Что же касается труда по расширению этой особенности до системы, и представлению её как целого, то это, по правде говоря, тяжёлый труд, и эта особая оригинальность наверняка потерпит крах, ведь как может ограниченное быть способно расшириться до целого, не разлетевшись при этом на куски? Сам поиск конкретного принципа уже предполагает стремление обладать чем-то своим, чем-то, что удовлетворяет только вас, и отказ от любых претензий на объективность знания или его полноту. И все же целое, более или менее, присутствует в объективной форме, по крайней мере, как сырой материал, как масса знаний; трудно сделать это насильственно и проследить нить до конца в соответствии со своей собственной специфической концепцией; но в то же время, учитывая, что оно [целое] действительно существует, человеку никогда не разрешается одобрять его без согласования [со своим принципом]; кажется, самый умный способ - не утруждать себя на этот счет и установить свой собственный специфический принцип как единственное, что имеет значение, предоставив остальному знанию утруждать себя самим. о его соответствии этому принципу. Конечно, может показаться, что это более низкая задача — придать базовому принципу объективный научный масштаб. Но если, с одной стороны, в этом диапазоне не должно быть недостатка, а с другой стороны, кто-то хочет избавить себя от усилий по приведению многообразного массива знаний в соответствие с самим собой и с ограниченностью принципа, то способом продвижения, объединяющим оба этих требования, является “предварительное” философствование, то есть такое, которое подводит итог тому, что присутствует, не в терминах потребностей системы знаний, а на следующем основании: кажется, что то, что присутствует, может быть использовано и тогда – для тренировки наших голов, ибо зачем еще это должно быть?
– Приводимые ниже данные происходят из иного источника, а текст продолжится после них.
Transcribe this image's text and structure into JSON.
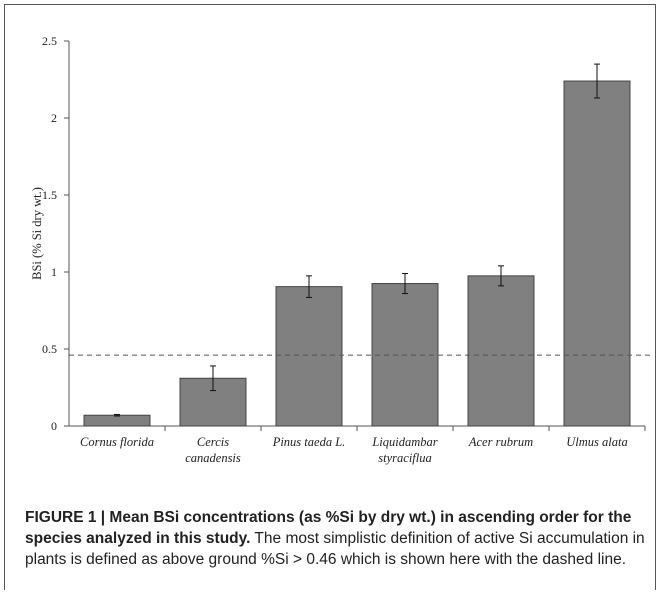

В этом отношении критическая философия оказала исключительно важную услугу. А именно, она доказала — выражаясь её собственными словами, — что понятия рассудка применимы только в опыте, что разум, познающий посредством своих теоретических идей, лишь впадает в противоречия и что его объект должен быть дан знанию вообще чувственностью. Всё это полезно для того, чтобы заставить нас отказаться от разума в [философской] науке и предаться самому грубому эмпиризму. Самые грубые понятия, привнесённые в опыт, и интуиция, запятнанная самыми грубыми плодами бездуховного размышления, выдаются за «внутренний и внешний опыт» и «факты сознания» Всё смешалось под этим заголовком из-за полученного откуда-то заверения, что это происходит в сознании; и всё это происходит благодаря обращению к критической философии, которая доказала, что опыт и восприятие необходимы для познания, и которая не позволяет разуму иметь конститутивную связь со знанием, а только регулятивную. Помимо того, что нефилософия и антинаука [Unwissenschaftlichkeit], к которым философия раньше относилась с лёгким презрением, обрели философскую форму для своего оправдания, критическая философия таким образом принесла ещё большую пользу: она примирила здоровый здравый смысл и любое ограниченное сознание с философией — вместе с их лучшими проявлениями, которые иногда называют высшими моральными интересами человечества.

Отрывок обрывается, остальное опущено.